Conociendo esta realidad, según Felipe Harman, director de la ANT; se dispuso de todos los esfuerzos necesarios para garantizar la recuperación de bienes del Estado, entre los cuales se encuentran las ciénagas y playones que son baldíos inadjudicables, pues solo pueden ser reguladas mediante estudios detallados para asegurar un uso sostenible: “Los invasores fueron un sinnúmero de terratenientes que tenían ocupadas estas ciénagas de forma ilegítima, teniendo en cuenta su naturaleza jurídica. Estos son baldíos reservados de la nación que no son adjudicables, pero sí se reglamentan su uso y manejo por parte de las comunidades campesinas y pescadoras. Esto es lo que se juega la Reforma Agraria, la posibilidad de mejorar la calidad de vida de una inmensa cantidad de campesinos, que históricamente han explotado baldíos y se encuentran indebidamente acumulados por distintos terratenientes”, afirmó el director Harman, resaltando que desde la institución a su cargo avanzan en la materialización de la Reforma Agraria y la consolidación de la paz en los territorios más golpeados por la violencia.
Fue así como, en junio de este año, una comisión de alrededor de 52 contratistas de la Agencia Nacional de Tierras, estuvo en el territorio durante 25 días realizando levantamientos topográficos y estudios técnicos necesarios para el deslinde y la regulación de las tierras, como explican desde la subdirección de Seguridad Jurídica y Procesos Agrarios en zonas focalizadas. Este proceso incluyó la delimitación de seis cuerpos de agua y una sabana comunal, específicamente las ciénagas Machado, Molinos, Cholen, Piñalito, Los Ponches, Calle Larga y Don Antonio.
Fueron 10 presidentes atrás: 50 años en esta lucha, sin ningún resultado, y el presidente Gustavo Petro con el director Felipe Harman, en dos años, vea lo que han hecho por los campesinos. Han adoptado a Sucre, que estaba abandonada. Imagínese los campesinos, nosotros estábamos desamparados y ahora nosotros nos sentimos protegidos porque tenemos un gobierno que se ha parado en la brecha por los humildes. Nunca nadie había llegado hasta acá”, dice Nidia Lambraño, representante de la comunidad de San Jorge, quien integró la comitiva de bienvenida para el presidente Gustavo Petro, quien estuvo en la Asamblea de Recuperación del Complejo Cenagoso.
Reglamentos provisionales
En el evento de oficialización se entregaron seis reglamentos provisionales, que se suman a los 23 ya emitidos por la Agencia Nacional de Tierras en lo que va de este año, documentos que brindan una seguridad jurídica temporal hasta que se tome una decisión definitiva por la vía judicial, dado que, por sentencia de la Corte Constitucional, la agencia está obligada a ir a fase judicial para resolver los deslindes.
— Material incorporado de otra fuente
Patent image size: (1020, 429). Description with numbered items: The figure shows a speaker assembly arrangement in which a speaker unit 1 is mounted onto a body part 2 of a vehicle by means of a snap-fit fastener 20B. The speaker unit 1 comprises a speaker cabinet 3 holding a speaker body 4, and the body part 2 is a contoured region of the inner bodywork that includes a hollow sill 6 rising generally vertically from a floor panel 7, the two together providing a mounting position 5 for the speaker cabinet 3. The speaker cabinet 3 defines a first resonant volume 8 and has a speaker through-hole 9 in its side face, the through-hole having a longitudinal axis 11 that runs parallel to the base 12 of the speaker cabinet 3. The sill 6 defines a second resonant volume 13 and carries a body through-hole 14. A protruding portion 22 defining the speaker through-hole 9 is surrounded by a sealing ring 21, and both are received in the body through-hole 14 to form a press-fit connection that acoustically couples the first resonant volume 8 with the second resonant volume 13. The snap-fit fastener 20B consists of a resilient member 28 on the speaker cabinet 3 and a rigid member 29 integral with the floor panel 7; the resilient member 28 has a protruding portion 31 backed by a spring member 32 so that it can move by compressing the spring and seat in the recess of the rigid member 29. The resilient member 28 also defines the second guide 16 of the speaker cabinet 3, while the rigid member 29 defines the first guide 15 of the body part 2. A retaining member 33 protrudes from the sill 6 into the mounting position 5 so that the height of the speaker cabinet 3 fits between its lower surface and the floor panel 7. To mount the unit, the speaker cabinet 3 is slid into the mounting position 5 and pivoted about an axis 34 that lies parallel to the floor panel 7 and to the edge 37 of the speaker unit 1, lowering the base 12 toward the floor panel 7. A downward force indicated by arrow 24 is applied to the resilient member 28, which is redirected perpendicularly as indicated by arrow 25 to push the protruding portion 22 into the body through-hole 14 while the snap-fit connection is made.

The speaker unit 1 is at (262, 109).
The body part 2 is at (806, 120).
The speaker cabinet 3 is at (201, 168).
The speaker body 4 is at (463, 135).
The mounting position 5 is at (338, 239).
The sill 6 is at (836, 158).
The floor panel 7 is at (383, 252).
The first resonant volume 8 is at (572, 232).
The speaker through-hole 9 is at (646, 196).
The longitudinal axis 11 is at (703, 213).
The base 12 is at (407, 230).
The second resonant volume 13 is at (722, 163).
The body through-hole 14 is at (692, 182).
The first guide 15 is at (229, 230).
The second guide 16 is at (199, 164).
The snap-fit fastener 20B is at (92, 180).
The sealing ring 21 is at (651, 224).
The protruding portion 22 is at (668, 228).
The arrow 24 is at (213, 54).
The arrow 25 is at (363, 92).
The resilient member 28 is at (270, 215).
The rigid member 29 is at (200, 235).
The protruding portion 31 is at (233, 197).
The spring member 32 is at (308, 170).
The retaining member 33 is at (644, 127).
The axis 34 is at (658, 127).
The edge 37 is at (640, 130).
Aspecto en el que la institución enfatiza que es clave que “se reafirme la competencia de la ANT para decidir en problemáticas de deslindes de complejos cenagosos para la recuperación de bienes de la nación para el beneficio de miles de familias”, escenario que en caso de lograrse permitiría que se resolviera con mayor celeridad la conflictividad entre quienes se hacen llamar propietarios y los campesinos, devolviendo estos predios a quienes realmente los trabajan.
Con este resultado, más de 500 familias campesinas y pescadoras podrán garantizar su soberanía alimentaria mediante la pesca y cultivos de alimentos, restableciendo el equilibrio en territorios anfibios. Las actividades permitidas incluyen la pesca y cultivos estacionales como el arroz, ñame y otros que aseguren la sostenibilidad ambiental y el bienestar económico de las comunidades.
De manera que la regulación del uso de tierras en el Complejo Cenagoso Machado es un paso histórico hacia la justicia territorial y la seguridad jurídica es un reconocimiento a las luchas campesinas y ambientales que han perseverado por décadas. Este logro marca un camino hacia la sostenibilidad ambiental y social, asegurando el bienestar y la protección de las comunidades más vulnerables del país.